– Пойдём лучше ко мне в гости, посмотришь, как я живу, чифиря сейчас глотнём, – затушил Рудольф большим пальцем левой руки папиросу и положил себе в табакерку.
– Ты где пальцы потерял Рудик?
– На прессе, год назад. Зеванул трохи и под прессом оставил их. Кстати меня Рудиком здесь редко кто зовёт, больше Курком или Руфом кличут.
– Нормальная кликуха, а меня по фамилии кличут. Многие думают, что у меня погоняло такое, а я не возражаю. – Беда тяжело вздохнул и тревожно произнёс. – Я вот подельника своего потерял Кадыка, – ты его, наверное, не знаешь, он в футбол мало играл, и то только в юношеской команде. Потом в ДОСАФ пошёл на планериста учиться.

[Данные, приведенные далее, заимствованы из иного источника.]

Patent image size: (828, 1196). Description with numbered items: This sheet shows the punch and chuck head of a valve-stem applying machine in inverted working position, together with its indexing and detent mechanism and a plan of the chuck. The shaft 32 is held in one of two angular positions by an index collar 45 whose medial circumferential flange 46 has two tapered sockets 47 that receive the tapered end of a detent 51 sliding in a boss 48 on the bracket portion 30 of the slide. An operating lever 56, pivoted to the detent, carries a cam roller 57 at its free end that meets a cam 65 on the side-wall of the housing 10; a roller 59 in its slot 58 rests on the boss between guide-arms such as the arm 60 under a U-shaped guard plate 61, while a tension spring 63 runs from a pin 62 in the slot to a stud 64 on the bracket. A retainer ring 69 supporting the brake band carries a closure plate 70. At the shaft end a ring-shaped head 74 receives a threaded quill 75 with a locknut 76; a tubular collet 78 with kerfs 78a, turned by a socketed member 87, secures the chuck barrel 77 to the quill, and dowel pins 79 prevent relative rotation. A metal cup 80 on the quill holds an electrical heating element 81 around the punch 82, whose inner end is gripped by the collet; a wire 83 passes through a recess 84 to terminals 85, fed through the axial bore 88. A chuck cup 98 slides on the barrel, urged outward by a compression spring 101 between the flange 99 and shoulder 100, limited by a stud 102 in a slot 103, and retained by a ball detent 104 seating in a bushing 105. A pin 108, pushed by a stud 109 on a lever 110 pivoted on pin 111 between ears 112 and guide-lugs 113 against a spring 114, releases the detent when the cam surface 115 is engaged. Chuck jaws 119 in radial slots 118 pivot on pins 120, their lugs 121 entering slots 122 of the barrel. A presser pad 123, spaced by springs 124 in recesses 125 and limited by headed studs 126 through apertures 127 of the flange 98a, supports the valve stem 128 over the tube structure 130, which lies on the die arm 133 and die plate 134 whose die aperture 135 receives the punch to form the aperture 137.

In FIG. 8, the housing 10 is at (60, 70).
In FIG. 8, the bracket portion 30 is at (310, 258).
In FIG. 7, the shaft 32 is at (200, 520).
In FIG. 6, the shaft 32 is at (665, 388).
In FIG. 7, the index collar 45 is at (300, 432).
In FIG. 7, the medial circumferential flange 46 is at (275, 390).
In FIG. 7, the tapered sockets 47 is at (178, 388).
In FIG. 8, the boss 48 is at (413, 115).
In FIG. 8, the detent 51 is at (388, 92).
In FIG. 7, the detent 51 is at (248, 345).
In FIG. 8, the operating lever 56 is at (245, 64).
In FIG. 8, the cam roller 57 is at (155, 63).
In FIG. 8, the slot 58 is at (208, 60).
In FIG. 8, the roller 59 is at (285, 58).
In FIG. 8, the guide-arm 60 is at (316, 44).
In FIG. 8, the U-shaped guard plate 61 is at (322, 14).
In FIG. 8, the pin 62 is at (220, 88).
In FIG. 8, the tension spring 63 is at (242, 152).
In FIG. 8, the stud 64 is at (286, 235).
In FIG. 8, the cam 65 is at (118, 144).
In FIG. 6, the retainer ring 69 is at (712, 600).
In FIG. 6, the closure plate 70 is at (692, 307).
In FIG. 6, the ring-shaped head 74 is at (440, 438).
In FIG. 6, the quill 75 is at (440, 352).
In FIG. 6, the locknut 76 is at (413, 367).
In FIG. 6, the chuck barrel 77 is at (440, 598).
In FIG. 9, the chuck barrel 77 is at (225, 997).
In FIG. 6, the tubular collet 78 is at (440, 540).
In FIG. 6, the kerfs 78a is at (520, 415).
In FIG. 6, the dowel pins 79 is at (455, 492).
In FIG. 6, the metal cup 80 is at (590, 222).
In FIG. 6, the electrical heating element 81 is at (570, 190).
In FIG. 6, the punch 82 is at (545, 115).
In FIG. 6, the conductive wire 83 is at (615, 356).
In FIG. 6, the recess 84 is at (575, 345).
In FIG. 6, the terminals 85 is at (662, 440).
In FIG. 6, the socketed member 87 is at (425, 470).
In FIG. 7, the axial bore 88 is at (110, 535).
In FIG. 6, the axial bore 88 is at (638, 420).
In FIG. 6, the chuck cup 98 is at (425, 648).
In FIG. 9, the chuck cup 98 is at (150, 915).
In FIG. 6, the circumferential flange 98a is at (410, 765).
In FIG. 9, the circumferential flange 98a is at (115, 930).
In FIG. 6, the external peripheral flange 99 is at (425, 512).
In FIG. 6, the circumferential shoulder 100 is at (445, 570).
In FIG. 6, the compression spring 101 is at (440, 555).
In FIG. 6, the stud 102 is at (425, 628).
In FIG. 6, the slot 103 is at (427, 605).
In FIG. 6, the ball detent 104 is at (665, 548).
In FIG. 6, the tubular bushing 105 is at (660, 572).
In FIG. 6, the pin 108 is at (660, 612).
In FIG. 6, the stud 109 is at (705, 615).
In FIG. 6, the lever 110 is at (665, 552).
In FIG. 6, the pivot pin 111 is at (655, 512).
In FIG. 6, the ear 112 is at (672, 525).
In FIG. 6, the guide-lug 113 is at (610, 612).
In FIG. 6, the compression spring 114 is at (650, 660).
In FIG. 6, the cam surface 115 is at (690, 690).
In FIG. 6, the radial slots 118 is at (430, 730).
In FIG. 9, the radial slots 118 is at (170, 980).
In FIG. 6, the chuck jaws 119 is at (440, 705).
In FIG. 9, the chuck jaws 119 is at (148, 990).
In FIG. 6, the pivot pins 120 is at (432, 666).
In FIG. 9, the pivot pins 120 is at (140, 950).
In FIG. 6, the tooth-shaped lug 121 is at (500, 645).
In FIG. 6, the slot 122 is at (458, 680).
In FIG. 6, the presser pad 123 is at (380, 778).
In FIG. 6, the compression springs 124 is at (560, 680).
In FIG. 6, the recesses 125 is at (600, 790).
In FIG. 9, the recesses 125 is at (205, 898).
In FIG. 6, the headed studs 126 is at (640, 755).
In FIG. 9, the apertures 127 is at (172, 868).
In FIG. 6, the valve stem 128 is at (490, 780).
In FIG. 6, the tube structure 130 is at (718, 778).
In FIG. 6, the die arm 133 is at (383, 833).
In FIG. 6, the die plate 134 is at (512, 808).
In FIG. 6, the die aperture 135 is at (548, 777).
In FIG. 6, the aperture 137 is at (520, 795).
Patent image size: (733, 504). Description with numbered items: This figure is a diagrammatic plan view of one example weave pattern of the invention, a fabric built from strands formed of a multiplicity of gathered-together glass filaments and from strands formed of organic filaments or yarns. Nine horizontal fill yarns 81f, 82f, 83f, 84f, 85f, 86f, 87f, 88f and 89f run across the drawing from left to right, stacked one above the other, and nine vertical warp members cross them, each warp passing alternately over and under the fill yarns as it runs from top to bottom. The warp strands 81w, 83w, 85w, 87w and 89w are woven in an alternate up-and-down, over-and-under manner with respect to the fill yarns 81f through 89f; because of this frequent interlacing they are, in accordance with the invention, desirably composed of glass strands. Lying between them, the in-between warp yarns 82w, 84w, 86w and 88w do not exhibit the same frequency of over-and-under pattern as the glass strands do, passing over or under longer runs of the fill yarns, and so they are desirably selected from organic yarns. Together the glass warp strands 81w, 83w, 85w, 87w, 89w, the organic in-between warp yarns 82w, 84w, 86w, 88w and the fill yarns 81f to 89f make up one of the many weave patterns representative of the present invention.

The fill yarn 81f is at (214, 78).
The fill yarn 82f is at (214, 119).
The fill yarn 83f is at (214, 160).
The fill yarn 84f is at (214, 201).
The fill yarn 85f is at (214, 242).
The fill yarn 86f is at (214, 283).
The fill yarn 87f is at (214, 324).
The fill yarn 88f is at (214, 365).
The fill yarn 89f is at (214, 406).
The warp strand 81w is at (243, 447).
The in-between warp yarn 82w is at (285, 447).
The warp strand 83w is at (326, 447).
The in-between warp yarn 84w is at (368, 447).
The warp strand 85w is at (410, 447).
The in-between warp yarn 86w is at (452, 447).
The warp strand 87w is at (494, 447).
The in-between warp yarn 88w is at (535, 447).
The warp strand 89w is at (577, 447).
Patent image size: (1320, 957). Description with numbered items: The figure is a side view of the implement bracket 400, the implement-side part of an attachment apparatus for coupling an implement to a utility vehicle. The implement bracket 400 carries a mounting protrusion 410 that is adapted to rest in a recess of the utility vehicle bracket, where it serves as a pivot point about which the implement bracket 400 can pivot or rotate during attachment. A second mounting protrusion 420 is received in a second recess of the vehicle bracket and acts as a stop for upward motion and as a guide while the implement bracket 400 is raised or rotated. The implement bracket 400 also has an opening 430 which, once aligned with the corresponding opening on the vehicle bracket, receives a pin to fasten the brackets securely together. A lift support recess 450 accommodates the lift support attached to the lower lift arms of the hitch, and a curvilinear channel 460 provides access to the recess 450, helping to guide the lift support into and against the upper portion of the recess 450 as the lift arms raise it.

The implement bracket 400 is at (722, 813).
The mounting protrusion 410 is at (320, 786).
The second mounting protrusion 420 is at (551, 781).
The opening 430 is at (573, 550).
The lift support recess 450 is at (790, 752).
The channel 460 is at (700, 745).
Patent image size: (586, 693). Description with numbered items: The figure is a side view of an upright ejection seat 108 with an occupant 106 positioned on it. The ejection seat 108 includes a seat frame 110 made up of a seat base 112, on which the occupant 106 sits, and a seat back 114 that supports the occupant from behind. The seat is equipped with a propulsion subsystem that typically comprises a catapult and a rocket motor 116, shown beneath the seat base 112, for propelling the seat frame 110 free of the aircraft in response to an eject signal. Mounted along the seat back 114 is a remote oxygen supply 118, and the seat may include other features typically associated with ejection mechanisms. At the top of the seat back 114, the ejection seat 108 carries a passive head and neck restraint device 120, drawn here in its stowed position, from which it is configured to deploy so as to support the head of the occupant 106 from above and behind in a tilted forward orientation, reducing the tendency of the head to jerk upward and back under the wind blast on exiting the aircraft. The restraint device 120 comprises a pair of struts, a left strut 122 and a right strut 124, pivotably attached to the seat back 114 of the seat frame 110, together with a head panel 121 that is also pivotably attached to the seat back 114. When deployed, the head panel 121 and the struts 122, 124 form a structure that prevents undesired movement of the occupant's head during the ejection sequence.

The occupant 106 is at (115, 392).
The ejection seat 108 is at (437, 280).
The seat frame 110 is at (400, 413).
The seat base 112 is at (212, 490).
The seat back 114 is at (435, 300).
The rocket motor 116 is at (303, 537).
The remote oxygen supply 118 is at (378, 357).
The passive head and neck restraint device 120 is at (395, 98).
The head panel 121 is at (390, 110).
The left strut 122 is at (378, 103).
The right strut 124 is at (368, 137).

В тюрьме слух прошёл, что его за неделю до меня отправили сюда.
– Погоди! Погоди! – а Захар Минин, – тебе же родственником приходится? – спросил Рудик, – он, где сидит?
– С Захаром ясней некуда, он в Соликамске чалится, а вот Кадык должен быть рядом.
– Кадыка я не знаю, но ты не тужи, может он здесь? Ты просто не знаешь. Лагерь большой, около трёх тысяч человек. Здесь затеряться запросто можно, – пытался обнадёжить его Рудольф. – Многие зэки работают в три смены и встречи бывают случайные, как у нас сейчас с тобой произошла.
– Нет его, – уверенно отверг предположение Рудольфа Иван, – был бы здесь, мне давно бы сказали. Я почти все отряды проверил, с первого дня пребывания на зоне.
Пока они шли до барака, Беда обратил внимание, что с Рудольфом многие встречные здороваются и перекидываются на ходу добродушными фразами.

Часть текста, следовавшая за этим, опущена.